I am sure what I want to do must be a standard thing for some people, and probably has a special name (groupby, pivot, melt, etc) only whatever the name is I don’t know so I can’t seem to make progress.
In summary:
Given a frame DF1 with columns A, B and C, I would like to be able to get a new frame DF2 which consists of all rows "x" of DF1 for which the value of A (call it “a[x]”) is such that there is “some row y” (x may or may not equal y) containing the triplet of values (a[y] ,b[y],c[y]) such that a[x]==“a[y]” and b[y]=“bbb”.

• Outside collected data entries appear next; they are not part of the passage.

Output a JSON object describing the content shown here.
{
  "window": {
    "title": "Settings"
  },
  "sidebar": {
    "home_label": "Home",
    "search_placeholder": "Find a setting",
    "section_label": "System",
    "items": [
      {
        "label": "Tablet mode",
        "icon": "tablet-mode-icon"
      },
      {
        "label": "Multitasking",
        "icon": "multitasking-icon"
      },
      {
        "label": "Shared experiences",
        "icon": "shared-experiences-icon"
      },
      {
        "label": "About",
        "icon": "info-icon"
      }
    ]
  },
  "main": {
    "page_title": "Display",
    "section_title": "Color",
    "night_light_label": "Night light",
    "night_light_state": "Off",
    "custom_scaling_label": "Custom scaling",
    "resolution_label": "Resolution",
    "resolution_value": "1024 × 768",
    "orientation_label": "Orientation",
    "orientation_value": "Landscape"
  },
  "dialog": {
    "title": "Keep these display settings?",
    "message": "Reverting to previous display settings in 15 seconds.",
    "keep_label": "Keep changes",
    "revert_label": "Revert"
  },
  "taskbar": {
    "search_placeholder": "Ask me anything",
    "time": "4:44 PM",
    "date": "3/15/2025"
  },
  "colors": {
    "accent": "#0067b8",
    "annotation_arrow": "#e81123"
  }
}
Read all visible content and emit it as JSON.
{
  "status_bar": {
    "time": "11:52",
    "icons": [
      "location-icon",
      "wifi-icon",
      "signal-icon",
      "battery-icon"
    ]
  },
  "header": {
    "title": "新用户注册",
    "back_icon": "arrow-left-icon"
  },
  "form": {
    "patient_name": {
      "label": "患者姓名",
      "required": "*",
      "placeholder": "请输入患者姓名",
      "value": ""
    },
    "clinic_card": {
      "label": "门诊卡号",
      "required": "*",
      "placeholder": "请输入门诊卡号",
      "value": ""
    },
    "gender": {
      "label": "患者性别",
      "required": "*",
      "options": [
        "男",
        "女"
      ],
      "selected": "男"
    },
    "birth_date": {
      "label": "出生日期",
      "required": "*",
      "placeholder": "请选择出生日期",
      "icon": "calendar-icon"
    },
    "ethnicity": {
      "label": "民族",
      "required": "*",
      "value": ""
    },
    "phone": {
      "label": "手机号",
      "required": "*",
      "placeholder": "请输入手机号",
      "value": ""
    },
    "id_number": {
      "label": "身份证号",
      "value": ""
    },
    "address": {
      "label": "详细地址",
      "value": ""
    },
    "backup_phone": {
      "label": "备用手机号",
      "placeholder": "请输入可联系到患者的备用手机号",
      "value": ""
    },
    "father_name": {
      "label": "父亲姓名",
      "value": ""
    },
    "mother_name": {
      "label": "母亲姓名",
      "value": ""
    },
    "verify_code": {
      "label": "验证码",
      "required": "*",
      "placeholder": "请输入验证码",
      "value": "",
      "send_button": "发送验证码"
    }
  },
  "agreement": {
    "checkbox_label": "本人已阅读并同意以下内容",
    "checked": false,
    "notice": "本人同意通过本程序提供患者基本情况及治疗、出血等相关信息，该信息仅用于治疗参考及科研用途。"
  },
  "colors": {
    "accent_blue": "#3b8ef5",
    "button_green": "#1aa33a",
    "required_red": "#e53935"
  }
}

If that sounds too confusing, suppose that the dataframe was:
DF1 =
Person Possession Cost
Geoff Cat 3
Sue Cat 4
Geoff Dog 10
Geoff Cat 11
Mary Cat 1
Tom Dog 55
I.e. in comparison to the general statement, we have A=person, B=Possesion, C=cost.
Then, given a particular possession, such as "Cat",
I want to be able to retrieve the new frame:
DF2 =
Person Possession Cost
Geoff Cat 3
Sue Cat 4
Geoff Dog 10
Geoff Cat 11
Mary Cat 1
which is every line of DF1 for which the "Person" is a "Cat owner" (which in this example happens to be everyone except "Tom").
My initial idea was to filter on "Cat" to get the cat owners, but this removes the line "Geoff Dog 10".
I don’t want to write slow iteration (though I could).
Google doesn’t help me as I can’t find a way of phrasing what I want to do that’s succincter than the above.
It must be a standard thing to want to do, though, so I am hoping that someone more experienced will say "it’s just a XXXXXX problem" where XXXXX is a good specialist search term for me to get further.
>Solution :
I don’t know the name, but the way I’ve been doing this is getting the possible values:
df.loc[ df['Possession'] == 'Cat', 'Person' ]
0 Geoff
1 Sue
3 Geoff
4 Mary
Name: Person, dtype: object
Then using that with .isin()
df.loc[ df['Person'].isin( df.loc[ df['Possession'] == 'Cat', 'Person' ] ) ]
Person Possession Cost
0 Geoff Cat 3
1 Sue Cat 4
2 Geoff Dog 10
3 Geoff Cat 11
4 Mary Cat 1